Nobody is perfect, and there is no such thing as a perfect relationship. There are certain people who are “right” for us, but I don’t think it will always feel “right”. At the end of the day, love, whether romantic or even platonic, is respect for the other, taking away the rose – coloured glasses and looking at reality, being able to live peacefully with the other person and having self – respect. In my opinion, once that goes out the window, the relationship/ friendship is gone.

So, is there such thing as “true love” in a romantic context? My answer is “Yes” and “No”. Yes, if two people are meant to be together, than they’ll both consent to it and live as such.
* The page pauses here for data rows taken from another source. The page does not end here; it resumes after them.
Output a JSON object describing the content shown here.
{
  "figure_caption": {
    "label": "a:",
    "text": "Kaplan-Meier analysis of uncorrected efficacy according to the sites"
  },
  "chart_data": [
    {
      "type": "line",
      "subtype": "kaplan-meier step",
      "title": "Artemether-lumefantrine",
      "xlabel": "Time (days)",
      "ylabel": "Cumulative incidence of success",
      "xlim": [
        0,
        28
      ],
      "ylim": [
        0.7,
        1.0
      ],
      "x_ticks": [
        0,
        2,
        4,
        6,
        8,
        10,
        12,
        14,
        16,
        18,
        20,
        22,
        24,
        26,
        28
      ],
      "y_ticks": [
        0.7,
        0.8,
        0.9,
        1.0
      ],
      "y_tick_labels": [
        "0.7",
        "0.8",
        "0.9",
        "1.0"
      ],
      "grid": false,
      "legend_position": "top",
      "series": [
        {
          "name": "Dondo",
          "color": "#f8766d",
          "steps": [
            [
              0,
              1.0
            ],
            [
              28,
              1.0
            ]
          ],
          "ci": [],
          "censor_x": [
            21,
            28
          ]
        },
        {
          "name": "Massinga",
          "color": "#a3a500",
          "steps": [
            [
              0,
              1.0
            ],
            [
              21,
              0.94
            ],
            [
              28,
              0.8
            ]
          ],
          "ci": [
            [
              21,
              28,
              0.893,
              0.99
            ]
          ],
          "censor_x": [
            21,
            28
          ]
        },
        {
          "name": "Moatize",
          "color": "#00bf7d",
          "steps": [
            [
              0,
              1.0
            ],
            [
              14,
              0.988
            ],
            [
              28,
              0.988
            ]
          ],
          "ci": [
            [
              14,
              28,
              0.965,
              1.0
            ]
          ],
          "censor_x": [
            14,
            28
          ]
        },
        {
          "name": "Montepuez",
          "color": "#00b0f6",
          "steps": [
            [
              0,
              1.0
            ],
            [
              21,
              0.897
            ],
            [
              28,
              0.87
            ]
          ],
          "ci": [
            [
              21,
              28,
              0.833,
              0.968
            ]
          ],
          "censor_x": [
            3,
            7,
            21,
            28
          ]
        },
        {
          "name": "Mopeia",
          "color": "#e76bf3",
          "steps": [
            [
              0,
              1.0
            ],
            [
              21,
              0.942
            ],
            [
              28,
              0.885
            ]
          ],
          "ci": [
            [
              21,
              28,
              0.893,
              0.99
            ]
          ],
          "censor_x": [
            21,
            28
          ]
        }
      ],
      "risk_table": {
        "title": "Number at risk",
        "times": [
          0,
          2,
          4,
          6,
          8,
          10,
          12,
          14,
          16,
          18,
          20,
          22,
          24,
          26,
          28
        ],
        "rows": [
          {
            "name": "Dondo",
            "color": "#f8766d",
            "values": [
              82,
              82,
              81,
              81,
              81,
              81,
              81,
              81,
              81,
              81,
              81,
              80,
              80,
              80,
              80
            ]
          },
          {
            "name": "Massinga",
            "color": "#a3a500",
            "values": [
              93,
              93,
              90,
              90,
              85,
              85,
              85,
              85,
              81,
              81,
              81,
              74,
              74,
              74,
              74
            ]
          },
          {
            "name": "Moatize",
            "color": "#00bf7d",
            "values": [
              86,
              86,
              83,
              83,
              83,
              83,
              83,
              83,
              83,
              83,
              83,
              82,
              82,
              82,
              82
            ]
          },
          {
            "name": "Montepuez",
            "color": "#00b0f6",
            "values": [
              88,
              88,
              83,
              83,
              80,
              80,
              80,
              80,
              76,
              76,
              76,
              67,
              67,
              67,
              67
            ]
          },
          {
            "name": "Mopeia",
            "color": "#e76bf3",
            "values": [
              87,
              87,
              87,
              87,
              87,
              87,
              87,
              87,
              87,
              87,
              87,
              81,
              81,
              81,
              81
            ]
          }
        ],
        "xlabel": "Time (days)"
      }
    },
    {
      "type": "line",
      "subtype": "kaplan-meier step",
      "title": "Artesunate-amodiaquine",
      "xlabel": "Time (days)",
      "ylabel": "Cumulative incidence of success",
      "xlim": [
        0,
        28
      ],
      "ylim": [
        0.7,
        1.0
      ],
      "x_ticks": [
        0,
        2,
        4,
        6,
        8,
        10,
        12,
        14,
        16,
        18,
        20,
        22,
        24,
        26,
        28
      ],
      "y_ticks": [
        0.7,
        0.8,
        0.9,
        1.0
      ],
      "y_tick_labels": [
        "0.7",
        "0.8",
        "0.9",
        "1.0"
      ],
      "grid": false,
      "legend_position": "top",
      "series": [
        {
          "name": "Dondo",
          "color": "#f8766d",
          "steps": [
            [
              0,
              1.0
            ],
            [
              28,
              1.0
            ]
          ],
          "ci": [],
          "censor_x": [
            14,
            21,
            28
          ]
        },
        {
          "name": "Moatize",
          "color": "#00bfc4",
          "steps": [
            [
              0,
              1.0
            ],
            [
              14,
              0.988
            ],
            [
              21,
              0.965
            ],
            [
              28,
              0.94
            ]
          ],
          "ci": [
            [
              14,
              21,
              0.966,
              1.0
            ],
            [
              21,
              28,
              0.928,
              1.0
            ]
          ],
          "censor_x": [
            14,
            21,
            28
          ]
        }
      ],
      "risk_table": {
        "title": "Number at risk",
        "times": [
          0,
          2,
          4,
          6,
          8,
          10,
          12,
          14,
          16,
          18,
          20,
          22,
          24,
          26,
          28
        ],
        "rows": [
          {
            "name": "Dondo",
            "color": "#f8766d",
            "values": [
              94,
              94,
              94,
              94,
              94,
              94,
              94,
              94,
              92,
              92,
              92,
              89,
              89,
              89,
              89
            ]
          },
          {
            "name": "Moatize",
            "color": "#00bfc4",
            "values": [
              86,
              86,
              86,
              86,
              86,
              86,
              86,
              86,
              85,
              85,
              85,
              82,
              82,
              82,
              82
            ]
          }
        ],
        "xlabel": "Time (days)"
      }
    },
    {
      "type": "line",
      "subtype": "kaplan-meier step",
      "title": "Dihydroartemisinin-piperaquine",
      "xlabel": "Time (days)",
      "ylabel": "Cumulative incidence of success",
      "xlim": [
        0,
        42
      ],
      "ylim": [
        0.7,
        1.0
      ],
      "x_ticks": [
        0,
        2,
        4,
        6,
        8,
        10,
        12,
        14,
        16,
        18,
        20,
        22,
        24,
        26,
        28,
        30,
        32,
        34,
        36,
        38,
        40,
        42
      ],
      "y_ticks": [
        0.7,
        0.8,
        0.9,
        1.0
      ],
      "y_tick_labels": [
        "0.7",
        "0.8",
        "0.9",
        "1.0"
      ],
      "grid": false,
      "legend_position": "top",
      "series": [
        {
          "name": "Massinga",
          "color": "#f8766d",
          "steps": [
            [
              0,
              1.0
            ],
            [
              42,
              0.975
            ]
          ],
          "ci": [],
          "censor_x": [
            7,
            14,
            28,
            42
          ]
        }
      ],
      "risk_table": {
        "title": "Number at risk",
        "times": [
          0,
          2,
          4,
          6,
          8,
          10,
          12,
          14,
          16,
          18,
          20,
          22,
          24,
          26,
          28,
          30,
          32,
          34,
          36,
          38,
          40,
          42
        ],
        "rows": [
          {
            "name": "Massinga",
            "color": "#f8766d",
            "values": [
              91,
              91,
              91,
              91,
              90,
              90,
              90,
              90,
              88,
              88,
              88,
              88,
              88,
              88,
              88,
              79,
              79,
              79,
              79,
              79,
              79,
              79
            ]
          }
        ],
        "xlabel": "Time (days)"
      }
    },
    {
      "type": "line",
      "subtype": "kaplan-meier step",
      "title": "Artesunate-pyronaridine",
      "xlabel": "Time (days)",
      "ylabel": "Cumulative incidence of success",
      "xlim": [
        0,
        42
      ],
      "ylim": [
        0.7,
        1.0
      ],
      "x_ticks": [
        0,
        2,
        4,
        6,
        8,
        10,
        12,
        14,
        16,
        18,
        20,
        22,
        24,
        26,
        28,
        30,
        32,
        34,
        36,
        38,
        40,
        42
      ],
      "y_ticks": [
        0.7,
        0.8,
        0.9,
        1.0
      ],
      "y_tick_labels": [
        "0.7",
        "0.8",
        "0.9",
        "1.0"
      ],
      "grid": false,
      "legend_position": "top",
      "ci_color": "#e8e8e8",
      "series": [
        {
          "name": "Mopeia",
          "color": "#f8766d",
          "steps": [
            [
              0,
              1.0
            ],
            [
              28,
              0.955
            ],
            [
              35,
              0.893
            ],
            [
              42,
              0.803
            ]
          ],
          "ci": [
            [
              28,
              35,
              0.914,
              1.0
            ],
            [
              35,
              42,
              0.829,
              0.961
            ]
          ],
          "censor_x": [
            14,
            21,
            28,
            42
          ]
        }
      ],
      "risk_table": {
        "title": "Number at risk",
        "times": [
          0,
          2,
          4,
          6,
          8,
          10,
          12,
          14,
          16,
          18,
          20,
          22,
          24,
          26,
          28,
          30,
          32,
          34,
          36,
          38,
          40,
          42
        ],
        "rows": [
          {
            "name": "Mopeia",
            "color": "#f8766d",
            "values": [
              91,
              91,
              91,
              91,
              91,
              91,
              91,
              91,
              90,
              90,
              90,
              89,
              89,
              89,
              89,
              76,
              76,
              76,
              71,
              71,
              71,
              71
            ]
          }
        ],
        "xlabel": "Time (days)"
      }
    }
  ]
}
But “No” in the sense that there’s no “perfect” match. Toxic relationships aside, each party has to WANT the relationship to work. And that means sticking at it when good times are (hopefully temporarily) out the window.

I think the PInk song “True Love” does some it up: love is sometimes full of contradictions. You can’t live without each other, but you can’t live without them either, you want to hold them and leave them at the same time…. it’s all a part of it, I guess. But of course, there is  a time to say enough is enough.

Heterosexual Awareness Month (HAM) FB Page

On Facebook, there’s a  page called Heterosexual Awareness Month (apparently there’s a website of the same name). It appears to be an extremely homophobic and brutal page, supposedly “promoting” heterosexual pride” trying to escape from the “gay agenda”. If you look it up on Google, you’ll get some websites, and even a YouTube video saying it’s satire to actually in a sense, make fun of homophobia rather than endorse it.

Even though I can see the argument that it could be seen as biting satire (possibly black humour), the page is brutal. Members of the page don’t seem to be open up for discussion about issues such as the formation of sexual orientation or having a decent discussion about theology regarding homosexuality. Frankly, I don’t see any of it as funny, and frankly, I’ve even thought of reporting it so it can be shut down. Not because I’m against free speech, but, I think some of it borderlines bullying. Some of the discussions, especially when opposing views are expressed, are just plain nasty.

My biggest gripe with it, whether it’s satire/ black humour or a serious hate campaign, someone can come across it, take it badly and have their lives ruined because of it (e.g. suicide, etc). Cyber bullying, can never, EVER been condoned and I often umm and aahh whether this page is actually frankly, a form of cyber bullying against LGBT people. Online hate campaigns can’t be condoned, considering it can have such dire consequences, such as youth suicide.